I'm procrastinating beginning the ending of Jekyll, Hyde and Jack the Ripper book. While cruising around to some blogs, I came across a conversation between Dan Chaon and Jonathan Evison and procrastination came up. What? Is it possible that other writers procrastinate? Well, how about that.
After reading Evison's description of his brand of procrastination, I get that we have similar feelings. He said, "But it’s not laziness, I swear. It’s almost akin to fear–like once I’ve submerged, I’m kind of stuck down there in the story for awhile, and it can be painful, and frustrating, and exhausting, just as often as it can be exhilarating." Boy, do I know that feeling. It's the same way I feel about exercise or housework, although I consider those onerous tasks as opposed to writing, which is a good thing -- especially when I'm in The Zone.

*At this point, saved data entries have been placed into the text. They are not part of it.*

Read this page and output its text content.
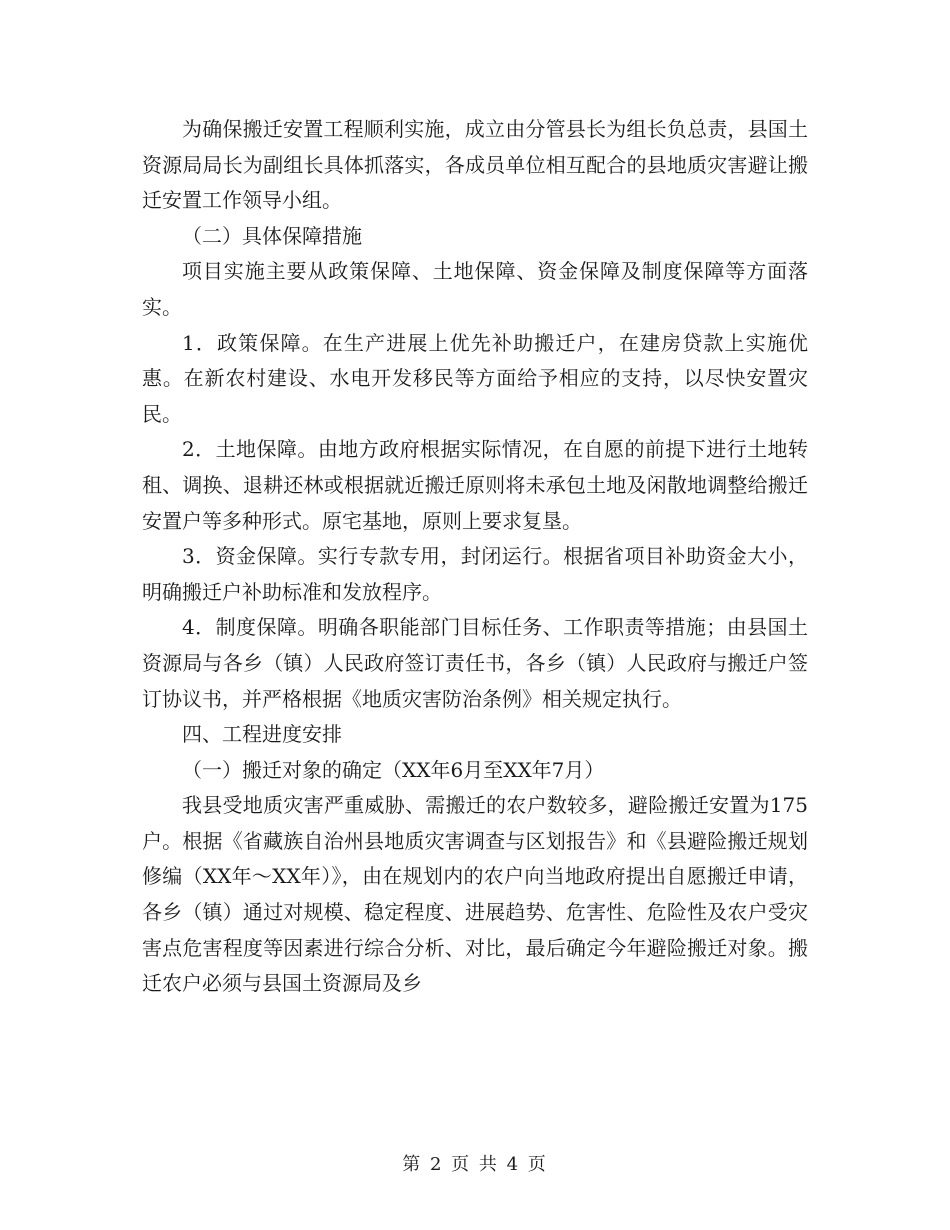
为确保搬迁安置工程顺利实施，成立由分管县长为组长负总责，县国土资源局局长为副组长具体抓落实，各成员单位相互配合的县地质灾害避让搬迁安置工作领导小组。

（二）具体保障措施

项目实施主要从政策保障、土地保障、资金保障及制度保障等方面落实。

1．政策保障。在生产进展上优先补助搬迁户，在建房贷款上实施优惠。在新农村建设、水电开发移民等方面给予相应的支持，以尽快安置灾民。

2．土地保障。由地方政府根据实际情况，在自愿的前提下进行土地转租、调换、退耕还林或根据就近搬迁原则将未承包土地及闲散地调整给搬迁安置户等多种形式。原宅基地，原则上要求复垦。

3．资金保障。实行专款专用，封闭运行。根据省项目补助资金大小，明确搬迁户补助标准和发放程序。

4．制度保障。明确各职能部门目标任务、工作职责等措施；由县国土资源局与各乡（镇）人民政府签订责任书，各乡（镇）人民政府与搬迁户签订协议书，并严格根据《地质灾害防治条例》相关规定执行。

四、工程进度安排

（一）搬迁对象的确定（XX年6月至XX年7月）

我县受地质灾害严重威胁、需搬迁的农户数较多，避险搬迁安置为175户。根据《省藏族自治州县地质灾害调查与区划报告》和《县避险搬迁规划修编（XX年～XX年）》，由在规划内的农户向当地政府提出自愿搬迁申请，各乡（镇）通过对规模、稳定程度、进展趋势、危害性、危险性及农户受灾害点危害程度等因素进行综合分析、对比，最后确定今年避险搬迁对象。搬迁农户必须与县国土资源局及乡

第 2 页 共 4 页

It's hard taking those first steps or coming back to something that has been part of me for so long. I've finished with the last book and am fairly happy with the results, although there is a cliffhanger I need to resolve. I need to tell the rest of the story, what happens after Pearl gets out of jail, and how much of history I should add as opposed to tarting it all up with fiction. Neither prospect is all that easy to do. Turning life into fiction is not that easy. It's a balancing act, and we're back to procrastinating.
Thinking about a sequel to Among Women is procrastination, especially since I've had Whitechapel Hearts on the back burner for quite a while, not as long as Among Women, which was a journey spanning nearly thirty years, but long enough that it should be done. I know what happens. I know the characters inside and out and I know the facts and history of Jack the Ripper, but it's easier to contemplate a sequel to a book I still inhabit in some ways or turn to any of several other books I have in mind than it is to jump back into Whitechapel and Delilah Makepeace's story. Little bits of dialogue and interactions and background slip into my mind from time to time and I put them in the pot on the back burner to mellow and mingle. I have to stop that, especially since I already have the cover for Whitechapel. Michael Reighn, the artist for Among Women, did a beautiful job on turning my characters and story into what amounts to a concentrated dose of Whitechapel. I even have the synopsis I did a couple years ago to work through. That synopsis is the physical version of what's in my head, but I'd rather pore over more Ripper-ology or watch more movies and shows about Jack the Ripper and Victorian England than jump back into the book. It's become quite the obsession, but an obsession stalked from a distance. I have to stop that -- or maybe do some laundry and clean the house, both of which need doing. Instead, I'm here noddling over what I should be doing instead of just doing it. I always feel better afterwards and the sense of accomplishment is intoxicating, so why procrastinate?
For the same reason people go on adventures. Because they can.
I think I might have missed something in the conversation between Evison and Chaon. I should go check -- just one more time.